De padre italiano (Italo Jaime Garbi Galli), quien era general del ejército, y madre venezolana (Petra Pereira Llama) quien a la vez era hija de un indígena de la Guajira, doña Elba de Fairen, como es conocida en el vecindario de Escazú donde reside, lleva una vida sencilla y apacible.
Allí vive sola desde que su esposo murió en 1990, con sus perras Negra y Blondi que le hacen compañía, las cuales -asegura- ya están muy viejas.
Durante el día también la acompañan la gran cantidad de pájaros que a toda hora visitan el jardín que rodea toda su casa, donde encuentran agua fresca y comida que Garbi les ofrece, así como fruta pues ahí hay todo tipo de árboles frutales, desde diferentes cítricos hasta guayaba, cas, mango, durazno, aguacate y caimito.
Tampoco podía faltar el banano, la caña dulce, el tiquisque, las frambuesas y el ayote con enormes frutos amarillos y verdes que pesan entre ocho y diez kilos, además de plantas ornamentales y flores.
Este es el hogar de Elba y como ella misma afirma, «es como el oasis del barrio, aunque ya el jardín no está tan bonito como lo tenía mi esposo porque no lo puedo cuidar igual».
En este mismo terreno de 1.200 metros cuando su esposo vivía, tuvo siete cabras, así como chompipes, gallinas y patos. Se empezó a deshacer de los animales cuando su esposo se puso mal.

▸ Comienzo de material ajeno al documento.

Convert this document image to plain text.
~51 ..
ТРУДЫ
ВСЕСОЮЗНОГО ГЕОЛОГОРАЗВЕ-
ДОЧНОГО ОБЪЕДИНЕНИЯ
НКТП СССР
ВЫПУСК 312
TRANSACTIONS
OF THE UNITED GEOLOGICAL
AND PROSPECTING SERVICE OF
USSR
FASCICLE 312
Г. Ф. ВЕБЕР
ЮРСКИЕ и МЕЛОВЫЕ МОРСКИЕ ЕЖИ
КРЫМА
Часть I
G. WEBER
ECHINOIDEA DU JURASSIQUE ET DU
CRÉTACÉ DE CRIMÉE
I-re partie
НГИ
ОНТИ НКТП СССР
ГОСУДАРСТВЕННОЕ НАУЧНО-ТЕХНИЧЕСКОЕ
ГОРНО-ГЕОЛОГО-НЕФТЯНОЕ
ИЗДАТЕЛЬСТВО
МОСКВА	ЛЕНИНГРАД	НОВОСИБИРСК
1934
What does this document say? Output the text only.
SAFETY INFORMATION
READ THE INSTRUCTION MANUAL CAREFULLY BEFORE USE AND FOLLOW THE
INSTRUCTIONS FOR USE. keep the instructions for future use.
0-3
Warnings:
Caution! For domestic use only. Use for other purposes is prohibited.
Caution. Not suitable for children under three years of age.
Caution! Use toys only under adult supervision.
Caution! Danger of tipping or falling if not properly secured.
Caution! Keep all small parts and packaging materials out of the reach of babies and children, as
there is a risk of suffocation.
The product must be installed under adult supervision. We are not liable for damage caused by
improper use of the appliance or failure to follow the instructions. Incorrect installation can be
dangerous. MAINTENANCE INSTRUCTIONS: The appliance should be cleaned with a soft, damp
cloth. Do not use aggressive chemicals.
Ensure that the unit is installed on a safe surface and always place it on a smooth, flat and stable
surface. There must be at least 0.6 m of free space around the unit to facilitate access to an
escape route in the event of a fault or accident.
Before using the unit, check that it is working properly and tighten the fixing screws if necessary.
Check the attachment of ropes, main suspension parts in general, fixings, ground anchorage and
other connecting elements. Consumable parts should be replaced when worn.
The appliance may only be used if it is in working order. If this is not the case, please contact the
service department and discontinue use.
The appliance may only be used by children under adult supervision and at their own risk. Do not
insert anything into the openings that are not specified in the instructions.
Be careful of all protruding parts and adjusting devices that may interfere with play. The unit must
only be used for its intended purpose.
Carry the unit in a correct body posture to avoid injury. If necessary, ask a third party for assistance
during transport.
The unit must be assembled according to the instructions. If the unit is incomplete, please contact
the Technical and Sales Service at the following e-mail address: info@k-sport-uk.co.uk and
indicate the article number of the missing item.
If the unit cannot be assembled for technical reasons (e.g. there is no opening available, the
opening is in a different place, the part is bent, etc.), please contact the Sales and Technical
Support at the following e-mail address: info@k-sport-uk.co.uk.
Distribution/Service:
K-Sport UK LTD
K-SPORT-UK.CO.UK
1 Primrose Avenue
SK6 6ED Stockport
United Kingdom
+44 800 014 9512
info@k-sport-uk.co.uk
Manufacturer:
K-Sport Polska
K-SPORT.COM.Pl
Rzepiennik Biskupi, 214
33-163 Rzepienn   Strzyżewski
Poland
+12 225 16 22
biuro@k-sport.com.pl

Doña Elba ama las plantas y los animales porque nació y creció en una casa grande donde había de todo. Se casó a los 20 años cuando conoció a Francisco, quien era exiliado en Venezuela por haber participado en la guerra civil costarricense de 1948. Apenas cursó la primaria, porque «en aquellos tiempos a la mujer solo se le preparaba para ser la esposa de alguien». Llegó a tierra tica con María Rosaima de cuatro años y Francisco Fernando de 1 año, y aquí nació Boris.
A su segundo hijo lo perdió en el conflicto bélico entre Honduras y El Salvador en 1987, cuando apenas tenía 27 años y era estudiante de la Universidad de Costa Rica. El fue uno de los diez costarricenses desaparecidos en esa guerra, los cuales se suman a los «muchos centroamericanos desaparecidos en los conflictos bélicos en esos dos países, así como en Guatemala y Nicaragua».
DESAPARECIDOS
Por eso ella y su esposo, junto con otras personas de diferentes países, organizaron en Costa Rica la Asociación Centroamericana de Familiares de Detenidos Desaparecidos (ACAFADE) para denunciar estos actos de violación a los derechos humanos. «Aquí habían otros nueve muchachos desaparecidos, pero nadie hizo nada, porque la gente costarricense es muy sumisa. Nosotros lo buscamos durante ocho años y para ello tuvimos que vender otras propiedades que teníamos, pero nunca supimos nada y en esta lucha casi desaparecen también a mi esposo en Honduras».
Garbi trabajó junto con su esposo por los desaparecidos centroamericanos durante quince años, denunciando ante los organismos internacionales estas violaciones, incluso «fuimos hasta la Organización de Estados Americanos (OEA) a presentar estas denuncias».
Después de su muerte presidió esta organización y fue su tesorera; se mantuvo ahí hasta que se desintegró por falta de recursos. Esta dependía de donaciones hechas por organismos internacionales y por algunos países europeos y como los conflictos bélicos habían terminado en Centro América, estos fondos fueron dirigidos hacia otras partes.
«Anduve en El Salvador con los delegados de la Organización de las Naciones Unidas (ONU) con una ametralladora adelante y otra atrás, cuando tenía 69 años. «Fuimos a realizar un homenaje a las mujeres que fueron asesinadas por el ejército en el lugar conocido como el Calabozo, cerca de San José de las Flores, las cuales estaban embarazadas y les fue abierto su vientre para sacarles la criatura».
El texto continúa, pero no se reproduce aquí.